A quick glance at this guys filmography shows me that he has written episodes for Sabrina the Teenage Witch and 8 Simple Rules. Never has he had anything produced of a similar nature. Going in a different direction is a bold move for a writer, but the “why” is painstakingly obvious. This is pure wannabe Oscar bait, but the problem is he isn’t clever enough to structure the damn thing coherently. The script is immediately presumptuous, and only spirals further and further into a tragic mess. All of the foreshadowing with the jellyfish isn’t interesting, it’s shoddy writing.
The script insults us immediately by trying to be overly sentimental without establishing any meaningful characters. Ezra and Emily are fine characters. We just don’t get enough of them. As I said earlier, Ben is made to look like both suicidal and like an angry dick in the first few minutes, and he’s our main character. He’s our main character in a movie that rarely ventures away from him. Will Smith plays it fine, but the script digs him a huge hole very early on. And it only digs deeper.
As Ben meanders around apparently scouting the people he wants to apparently help, we never quite know why.
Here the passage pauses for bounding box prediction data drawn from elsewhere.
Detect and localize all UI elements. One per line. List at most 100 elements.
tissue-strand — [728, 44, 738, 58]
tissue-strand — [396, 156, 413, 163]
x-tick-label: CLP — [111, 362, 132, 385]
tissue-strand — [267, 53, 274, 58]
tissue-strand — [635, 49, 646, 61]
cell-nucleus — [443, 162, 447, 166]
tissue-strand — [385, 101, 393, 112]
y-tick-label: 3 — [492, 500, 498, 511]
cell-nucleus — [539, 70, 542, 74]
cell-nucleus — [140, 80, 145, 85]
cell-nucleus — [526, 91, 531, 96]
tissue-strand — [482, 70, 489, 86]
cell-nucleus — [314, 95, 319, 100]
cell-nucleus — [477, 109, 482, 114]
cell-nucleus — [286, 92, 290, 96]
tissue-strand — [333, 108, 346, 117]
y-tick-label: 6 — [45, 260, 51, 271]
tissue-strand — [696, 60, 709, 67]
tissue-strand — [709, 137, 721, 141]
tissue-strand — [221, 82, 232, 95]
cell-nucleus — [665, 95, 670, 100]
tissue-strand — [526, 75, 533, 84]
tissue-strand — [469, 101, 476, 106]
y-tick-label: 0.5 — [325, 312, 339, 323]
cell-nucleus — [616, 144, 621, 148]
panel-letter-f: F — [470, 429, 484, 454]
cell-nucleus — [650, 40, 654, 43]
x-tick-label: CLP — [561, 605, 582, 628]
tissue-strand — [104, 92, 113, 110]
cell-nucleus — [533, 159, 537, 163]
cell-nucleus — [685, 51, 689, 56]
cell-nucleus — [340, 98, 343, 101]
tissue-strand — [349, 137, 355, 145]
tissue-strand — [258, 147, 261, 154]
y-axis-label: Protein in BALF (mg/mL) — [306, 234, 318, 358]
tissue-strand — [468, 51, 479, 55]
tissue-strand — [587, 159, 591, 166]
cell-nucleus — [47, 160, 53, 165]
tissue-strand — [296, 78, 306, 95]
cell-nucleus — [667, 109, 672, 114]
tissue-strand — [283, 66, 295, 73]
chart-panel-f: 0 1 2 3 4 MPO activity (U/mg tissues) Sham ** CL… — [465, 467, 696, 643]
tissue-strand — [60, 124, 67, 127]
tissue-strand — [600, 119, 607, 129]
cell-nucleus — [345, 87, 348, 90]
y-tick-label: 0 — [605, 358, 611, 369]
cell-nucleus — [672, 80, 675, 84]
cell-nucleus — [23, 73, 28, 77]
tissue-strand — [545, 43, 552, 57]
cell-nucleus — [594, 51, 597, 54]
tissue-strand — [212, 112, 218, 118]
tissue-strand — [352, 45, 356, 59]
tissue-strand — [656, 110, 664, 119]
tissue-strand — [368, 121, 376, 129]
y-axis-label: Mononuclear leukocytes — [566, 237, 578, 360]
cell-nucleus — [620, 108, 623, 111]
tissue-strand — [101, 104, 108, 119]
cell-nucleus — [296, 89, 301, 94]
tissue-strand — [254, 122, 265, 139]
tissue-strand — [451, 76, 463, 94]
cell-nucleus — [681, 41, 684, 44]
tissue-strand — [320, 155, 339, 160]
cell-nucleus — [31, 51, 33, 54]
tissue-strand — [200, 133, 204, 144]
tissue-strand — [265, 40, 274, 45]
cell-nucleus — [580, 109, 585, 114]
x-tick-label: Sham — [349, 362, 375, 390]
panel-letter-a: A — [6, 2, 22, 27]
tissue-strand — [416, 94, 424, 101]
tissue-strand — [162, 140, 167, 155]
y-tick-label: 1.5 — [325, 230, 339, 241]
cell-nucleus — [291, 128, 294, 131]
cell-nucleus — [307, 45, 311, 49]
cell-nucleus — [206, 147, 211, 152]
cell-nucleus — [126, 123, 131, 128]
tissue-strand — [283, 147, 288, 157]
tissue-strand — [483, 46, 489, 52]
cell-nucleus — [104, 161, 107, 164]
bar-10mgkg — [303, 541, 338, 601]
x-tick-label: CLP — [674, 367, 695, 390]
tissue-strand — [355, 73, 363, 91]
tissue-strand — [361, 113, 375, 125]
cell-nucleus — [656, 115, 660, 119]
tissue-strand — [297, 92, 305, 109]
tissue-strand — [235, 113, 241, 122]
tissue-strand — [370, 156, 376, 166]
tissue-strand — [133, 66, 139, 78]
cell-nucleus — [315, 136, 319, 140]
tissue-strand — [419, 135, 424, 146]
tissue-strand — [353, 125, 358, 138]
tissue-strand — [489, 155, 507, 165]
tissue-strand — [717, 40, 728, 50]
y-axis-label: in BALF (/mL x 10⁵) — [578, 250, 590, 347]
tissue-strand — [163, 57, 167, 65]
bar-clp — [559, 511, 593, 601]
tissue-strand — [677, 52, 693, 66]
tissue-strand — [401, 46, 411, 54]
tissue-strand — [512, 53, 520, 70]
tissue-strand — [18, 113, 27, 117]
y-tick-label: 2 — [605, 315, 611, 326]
Again, we are given glimpses that he lost his wife and apparently he blames himself for her death and the death of seven other people. He wants to help more people so that the blood can be washed from his hands. But when we find out Ben has been lying to Emily, and that he has been impersonating his brother to find people to help, we really start to dislike “Ben”. We don’t know who he really is, or why he’s doing anything that he’s doing.
Things get really arduous from the halfway point on. Instead of a climatic ending that has you on the edge of your seat, you’re just sitting there as it slowly plods through the mud. It’s nothing you didn’t expect, and even worse, it’s not any good.
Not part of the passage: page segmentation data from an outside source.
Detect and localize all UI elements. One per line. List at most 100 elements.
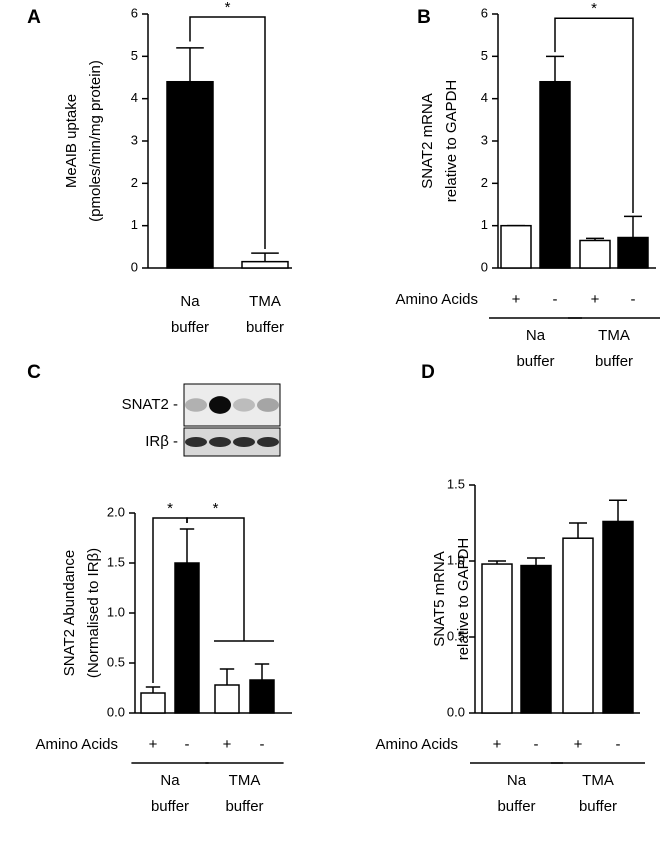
y-tick-label: 2 bbox=[481, 175, 488, 190]
panel-letter: D bbox=[421, 362, 435, 383]
x-tick-label: - bbox=[631, 291, 636, 308]
y-axis-label: MeAIB uptake bbox=[63, 94, 80, 188]
y-axis-label: SNAT2 mRNA bbox=[419, 93, 436, 189]
group-label: Na bbox=[526, 327, 546, 344]
y-tick-label: 0 bbox=[131, 259, 138, 274]
bar bbox=[481, 563, 513, 714]
significance-bracket bbox=[554, 17, 634, 213]
x-tick-label: + bbox=[512, 291, 521, 308]
blot-band bbox=[257, 437, 279, 447]
group-label: buffer bbox=[151, 798, 189, 815]
y-axis-label: SNAT2 Abundance bbox=[61, 550, 78, 676]
x-tick-label: buffer bbox=[171, 319, 209, 336]
significance-star: * bbox=[225, 0, 231, 16]
panel-letter: A bbox=[27, 7, 41, 28]
x-tick-label: + bbox=[591, 291, 600, 308]
panel-letter: B bbox=[417, 7, 431, 28]
bar bbox=[241, 260, 289, 269]
significance-bracket bbox=[189, 16, 266, 249]
y-tick-label: 2 bbox=[131, 175, 138, 190]
bar bbox=[579, 239, 611, 269]
group-label: Na bbox=[507, 772, 527, 789]
blot-frame bbox=[183, 383, 281, 427]
x-tick-label: - bbox=[260, 736, 265, 753]
y-tick-label: 4 bbox=[481, 90, 488, 105]
y-tick-label: 1 bbox=[481, 217, 488, 232]
group-label: buffer bbox=[595, 353, 633, 370]
y-tick-label: 0.0 bbox=[447, 704, 465, 719]
blot-label: SNAT2 - bbox=[122, 396, 178, 413]
bar bbox=[500, 224, 532, 269]
bar bbox=[617, 236, 649, 269]
x-tick-label: + bbox=[149, 736, 158, 753]
y-axis-label: SNAT5 mRNA bbox=[431, 551, 448, 647]
y-tick-label: 1.5 bbox=[107, 554, 125, 569]
y-tick-label: 3 bbox=[481, 132, 488, 147]
y-tick-label: 4 bbox=[131, 90, 138, 105]
bar bbox=[174, 562, 200, 714]
row-label: Amino Acids bbox=[395, 291, 478, 308]
x-tick-label: TMA bbox=[249, 293, 281, 310]
row-label: Amino Acids bbox=[35, 736, 118, 753]
significance-star: * bbox=[213, 500, 219, 517]
significance-star: * bbox=[591, 0, 597, 17]
y-tick-label: 0.0 bbox=[107, 704, 125, 719]
x-tick-label: + bbox=[223, 736, 232, 753]
bar bbox=[602, 520, 634, 714]
blot-band bbox=[209, 396, 231, 414]
group-label: buffer bbox=[497, 798, 535, 815]
y-tick-label: 1.0 bbox=[447, 552, 465, 567]
significance-star: * bbox=[167, 500, 173, 517]
x-tick-label: - bbox=[616, 736, 621, 753]
bar bbox=[249, 679, 275, 714]
x-tick-label: - bbox=[553, 291, 558, 308]
y-tick-label: 1.5 bbox=[447, 476, 465, 491]
y-tick-label: 6 bbox=[131, 5, 138, 20]
blot-band bbox=[257, 398, 279, 412]
panel-letter: C bbox=[27, 362, 41, 383]
x-tick-label: - bbox=[185, 736, 190, 753]
bar bbox=[520, 564, 552, 714]
y-tick-label: 6 bbox=[481, 5, 488, 20]
x-tick-label: - bbox=[534, 736, 539, 753]
bar bbox=[539, 80, 571, 269]
x-tick-label: + bbox=[574, 736, 583, 753]
y-tick-label: 2.0 bbox=[107, 504, 125, 519]
group-label: buffer bbox=[225, 798, 263, 815]
y-tick-label: 5 bbox=[131, 48, 138, 63]
group-label: TMA bbox=[598, 327, 630, 344]
group-label: TMA bbox=[582, 772, 614, 789]
y-tick-label: 1.0 bbox=[107, 604, 125, 619]
y-axis-label: (pmoles/min/mg protein) bbox=[87, 60, 104, 222]
y-axis-label: relative to GAPDH bbox=[455, 538, 472, 661]
bar bbox=[214, 684, 240, 714]
x-tick-label: Na bbox=[180, 293, 200, 310]
y-tick-label: 0 bbox=[481, 259, 488, 274]
y-tick-label: 3 bbox=[131, 132, 138, 147]
significance-bracket bbox=[186, 517, 245, 641]
x-tick-label: buffer bbox=[246, 319, 284, 336]
blot-band bbox=[233, 437, 255, 447]
y-tick-label: 1 bbox=[131, 217, 138, 232]
group-label: buffer bbox=[579, 798, 617, 815]
group-label: buffer bbox=[516, 353, 554, 370]
bar bbox=[140, 692, 166, 714]
y-tick-label: 0.5 bbox=[447, 628, 465, 643]
blot-band bbox=[185, 398, 207, 412]
blot-label: IRβ - bbox=[145, 433, 178, 450]
bar bbox=[166, 80, 214, 269]
y-tick-label: 5 bbox=[481, 48, 488, 63]
group-label: Na bbox=[160, 772, 180, 789]
row-label: Amino Acids bbox=[375, 736, 458, 753]
group-label: TMA bbox=[229, 772, 261, 789]
bar bbox=[562, 537, 594, 714]
blot-band bbox=[209, 437, 231, 447]
y-tick-label: 0.5 bbox=[107, 654, 125, 669]
y-axis-label: relative to GAPDH bbox=[443, 80, 460, 203]
blot-band bbox=[185, 437, 207, 447]
y-axis-label: (Normalised to IRβ) bbox=[85, 548, 102, 678]
x-tick-label: + bbox=[493, 736, 502, 753]
blot-band bbox=[233, 398, 255, 412]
The concept of the film is fine. A complete retooling of the script by someone who hasn’t only written formulaic sitcoms could’ve potentially saved this movie. Everyone else brings a respectable game to the table. The performances are fine, the direction decent, the score okay. At the very least it could’ve been a decent movie.
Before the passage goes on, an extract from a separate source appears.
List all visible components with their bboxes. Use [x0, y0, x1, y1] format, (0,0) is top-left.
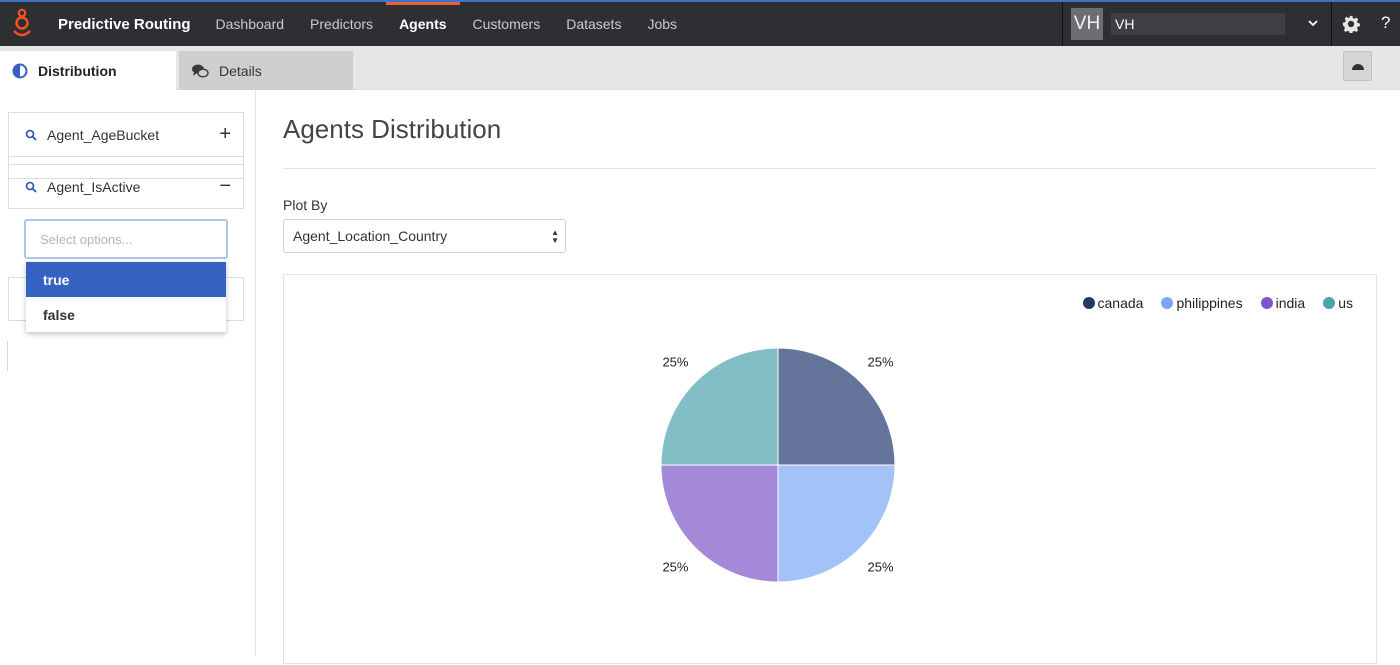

The movie seems to want to be told in a non-linear structure at the beginning, but it never commits to that structure. It eventually succumbs to a more traditional narrative. We do get some brief flashbacks, but those are menial and almost pointless. The non-linear perspective could’ve made the movie drastically more interesting. Think about Babel. A good, average movie that seems much better than it is because of the engaging structure.
Starting with Ben and his wife’s relationship, and really cementing it and the circumstances behind her death, and cutting between what he is intending to do and why he’s doing it could have resulted in a really poignant film that follows the torment of a man who has lost the love of his life, possibly at his own hands, and his struggle to deal with circumstances. But holy hell do they decide to go in a terrible direction.
There is absolutely no reason to see this movie. Zero. It’s literally one of the more terrible movies I have subjected myself to in recent memory. The main tragedy is that it didn’t have to be. A promising director and solid cast fall victim to one of the most annoying, painstaking overall films I have seen. The film wants to be emotional, wants you to care about the characters, but it never gives you any reason to invest in anything. It’s laborious, taxing, and mentally draining. Grant Nieporte should stick to writing for crappy TV shows, because he obviously has no idea how to craft an even decent feature film.